Similarly, as the payments industry further consolidates, bank examiners will become increasingly focused on banks’ contingency planning to assure continuity of service if the payments partner encounters a problem that interferes with or restricts its ability to provide payment services.

Possible Takeaways for Networks

As mentioned, consolidation between issuing and acquiring platforms provides the opportunity for greater disintermediation of payment networks through “on-us” transactions. (Obviously, this is also a takeaway for banks interested in diverting transaction volume off the networks – or perhaps just in threatening to do so.)

The vast volumes of data available to processing conglomerates may allow them to act as payment facilitators, underwriting and submitting transactions on behalf of many more merchants, if individual submerchant limits are raised. Networks’ refusal or delay in raising such limits could be perceived as anticompetitive.

Takeaways for Merchants

Prices to merchants may decrease in the short term as the new processing conglomerates seek to take on FinTechs. However, we should expect relative prices to rise in the medium and long term as the industry continues to consolidate.

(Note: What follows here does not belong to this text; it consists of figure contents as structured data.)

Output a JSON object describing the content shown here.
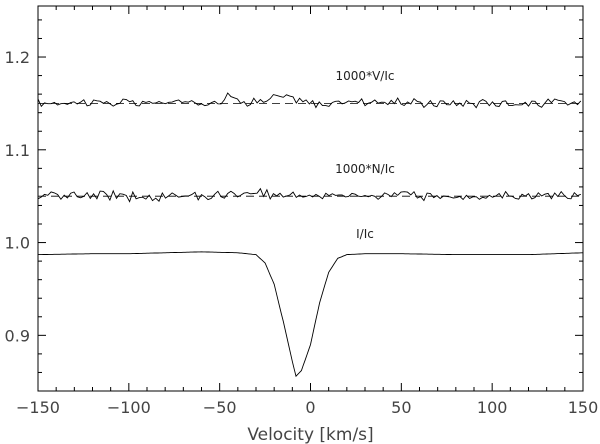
{
  "chart_data": {
    "type": "line",
    "xlabel": "Velocity [km/s]",
    "ylabel": "",
    "xlim": [
      -150,
      150
    ],
    "ylim": [
      0.84,
      1.255
    ],
    "x_ticks": [
      -150,
      -100,
      -50,
      0,
      50,
      100,
      150
    ],
    "y_ticks": [
      0.9,
      1.0,
      1.1,
      1.2
    ],
    "y_tick_labels": [
      "0.9",
      "1.0",
      "1.1",
      "1.2"
    ],
    "annotations": [
      {
        "text": "1000*V/Ic",
        "x": 30,
        "y": 1.175
      },
      {
        "text": "1000*N/Ic",
        "x": 30,
        "y": 1.075
      },
      {
        "text": "I/Ic",
        "x": 30,
        "y": 1.005
      }
    ],
    "series": [
      {
        "key": "stokes_v",
        "style": "noisy",
        "x": [
          -150,
          -125,
          -100,
          -75,
          -50,
          -45,
          -40,
          -25,
          -20,
          -10,
          0,
          10,
          25,
          50,
          75,
          100,
          125,
          150
        ],
        "y": [
          1.15,
          1.152,
          1.15,
          1.151,
          1.152,
          1.158,
          1.153,
          1.152,
          1.157,
          1.155,
          1.15,
          1.149,
          1.153,
          1.151,
          1.15,
          1.151,
          1.15,
          1.151
        ],
        "noise_amplitude": 0.006
      },
      {
        "key": "null_n",
        "style": "noisy",
        "x": [
          -150,
          -125,
          -100,
          -75,
          -50,
          -25,
          0,
          25,
          50,
          75,
          100,
          125,
          150
        ],
        "y": [
          1.05,
          1.051,
          1.05,
          1.05,
          1.051,
          1.053,
          1.05,
          1.052,
          1.05,
          1.051,
          1.05,
          1.052,
          1.05
        ],
        "noise_amplitude": 0.006
      },
      {
        "key": "stokes_i",
        "style": "smooth",
        "x": [
          -150,
          -120,
          -100,
          -80,
          -60,
          -40,
          -30,
          -25,
          -20,
          -15,
          -10,
          -8,
          -5,
          0,
          5,
          10,
          15,
          20,
          30,
          50,
          80,
          100,
          120,
          150
        ],
        "y": [
          0.987,
          0.988,
          0.988,
          0.989,
          0.99,
          0.989,
          0.987,
          0.978,
          0.955,
          0.915,
          0.872,
          0.856,
          0.862,
          0.89,
          0.935,
          0.968,
          0.983,
          0.987,
          0.988,
          0.988,
          0.987,
          0.987,
          0.987,
          0.989
        ]
      }
    ],
    "reference_lines": [
      {
        "y": 1.15,
        "style": "dashed"
      },
      {
        "y": 1.05,
        "style": "dashed"
      }
    ],
    "grid": false,
    "legend": "none"
  }
}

Merchants, of course, will be looking for ways to extract greater value, efficiency and other potential benefits (customer information, datasets and analysis, etc.) from their payments providers. Absent the ability to gain other benefits to offset increasing prices, merchants may turn to other possible solutions, including regulatory -- and/or renewed legislative -- relief for escalating costs.

As with financial institutions, service levels from merchant processors, as well as their willingness to customize offerings, may decrease in the short term as they seek to implement cost savings. However, we believe market participants such as Evo and similar competitors likely will seize the opportunity that this presents.

Conclusion

We look forward to readers’ thoughts on these matters. We will continue to monitor developments in this area and will report back from time to time.